The machine-readable contracts live under schemas/otel/:

  • runtime-llm-span.schema.json
  • runtime-agent-span.schema.json
  • runtime-tool-span.schema.json
  • runtime-approval-span.schema.json
  • galileo-export-profile.schema.json

Runtime contract tests emit real spans and compare their name, kind, required attributes, and complete attribute set to these schemas. The schema checker also pins the Galileo preset to traces-only and keeps each operation branch aligned with its matching chat, agent, or tool runtime contract.

Read the routing and delivery funnel

defenseclaw.telemetry.destination.spans counts every destination-profile decision with destination, outcome, and reason attributes. For Galileo:

observed → eligible → attempted → delivered | rejected | failed

eligible means the operation-specific schema matched; it is not remote success. collector_accepted (and the compatibility delivered counter) is a batch-level span count inferred from OTLP responses and partial-success rejection counts; it is not per-span attribution.
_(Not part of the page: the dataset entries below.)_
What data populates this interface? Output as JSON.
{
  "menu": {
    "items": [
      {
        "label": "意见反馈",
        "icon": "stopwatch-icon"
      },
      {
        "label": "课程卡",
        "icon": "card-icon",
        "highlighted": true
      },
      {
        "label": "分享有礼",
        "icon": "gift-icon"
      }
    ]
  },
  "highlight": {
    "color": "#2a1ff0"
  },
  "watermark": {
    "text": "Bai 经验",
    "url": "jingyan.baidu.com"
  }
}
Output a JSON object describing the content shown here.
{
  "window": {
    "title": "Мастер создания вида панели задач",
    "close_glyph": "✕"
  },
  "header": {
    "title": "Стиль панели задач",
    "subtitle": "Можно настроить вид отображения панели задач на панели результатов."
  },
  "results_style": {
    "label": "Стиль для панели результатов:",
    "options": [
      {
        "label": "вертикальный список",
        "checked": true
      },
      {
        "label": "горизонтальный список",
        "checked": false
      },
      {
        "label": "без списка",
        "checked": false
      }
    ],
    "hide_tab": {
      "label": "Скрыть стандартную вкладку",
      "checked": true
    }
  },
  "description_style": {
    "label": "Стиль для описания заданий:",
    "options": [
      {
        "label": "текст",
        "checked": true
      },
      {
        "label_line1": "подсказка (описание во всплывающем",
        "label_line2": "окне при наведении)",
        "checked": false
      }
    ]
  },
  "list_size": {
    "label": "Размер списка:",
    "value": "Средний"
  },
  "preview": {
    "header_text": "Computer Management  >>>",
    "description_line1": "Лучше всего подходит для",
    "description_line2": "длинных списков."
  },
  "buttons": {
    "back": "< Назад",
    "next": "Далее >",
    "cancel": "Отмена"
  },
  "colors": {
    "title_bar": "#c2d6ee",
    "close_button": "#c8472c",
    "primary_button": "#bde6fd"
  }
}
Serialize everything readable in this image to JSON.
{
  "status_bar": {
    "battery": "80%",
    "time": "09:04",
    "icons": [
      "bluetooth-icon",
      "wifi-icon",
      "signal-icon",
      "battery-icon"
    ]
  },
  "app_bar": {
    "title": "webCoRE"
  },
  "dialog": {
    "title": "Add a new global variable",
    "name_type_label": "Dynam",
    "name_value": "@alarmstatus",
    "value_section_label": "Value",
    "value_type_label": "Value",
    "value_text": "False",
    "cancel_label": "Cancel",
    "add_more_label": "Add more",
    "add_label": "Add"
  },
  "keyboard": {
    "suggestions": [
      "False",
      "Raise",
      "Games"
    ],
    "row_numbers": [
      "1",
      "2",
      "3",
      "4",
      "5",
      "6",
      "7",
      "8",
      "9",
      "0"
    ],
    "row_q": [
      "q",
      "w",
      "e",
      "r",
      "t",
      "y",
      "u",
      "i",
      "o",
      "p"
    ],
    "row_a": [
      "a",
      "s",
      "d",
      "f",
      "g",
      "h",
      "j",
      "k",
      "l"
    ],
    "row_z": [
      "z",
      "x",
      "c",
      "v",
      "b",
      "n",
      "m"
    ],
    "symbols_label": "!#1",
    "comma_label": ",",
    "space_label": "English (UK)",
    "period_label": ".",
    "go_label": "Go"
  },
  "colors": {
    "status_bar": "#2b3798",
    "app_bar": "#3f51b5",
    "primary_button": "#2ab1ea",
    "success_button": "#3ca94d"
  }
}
The runtime canary is stricter: its trace is isolated into its own export request and must appear in the destination's acknowledged trace-ID set. Indexing remains unverified until the trace appears in Galileo Logs. Protocol partial success increments rejected, while authentication, transport, TLS, timeout, and other exporter errors increment failed. /health, setup galileo status, and the TUI expose the same process-lifetime counters without headers or credentials.

Migrating a flat otel: configuration

defenseclaw upgrade automatically persists the legacy flat exporter as one named destination and preserves every named destination already present. The gateway also performs the same conversion in memory before validation, so an interrupted migration does not stop telemetry or prevent startup.

Use the explicit command to preview the conversion, repair an installation that replaced binaries without running defenseclaw upgrade, or force the write before a planned restart:

defenseclaw setup observability migrate-otel
defenseclaw setup observability migrate-otel --apply

The migration preserves global and signal-specific endpoints/protocols, headers, TLS settings, enabled signals, batch settings, process-wide sampling, and any existing named destinations. It writes config.yaml.pre-observability-migration.bak, then removes only the flat transport fields. It is idempotent: applying it again does not duplicate a route.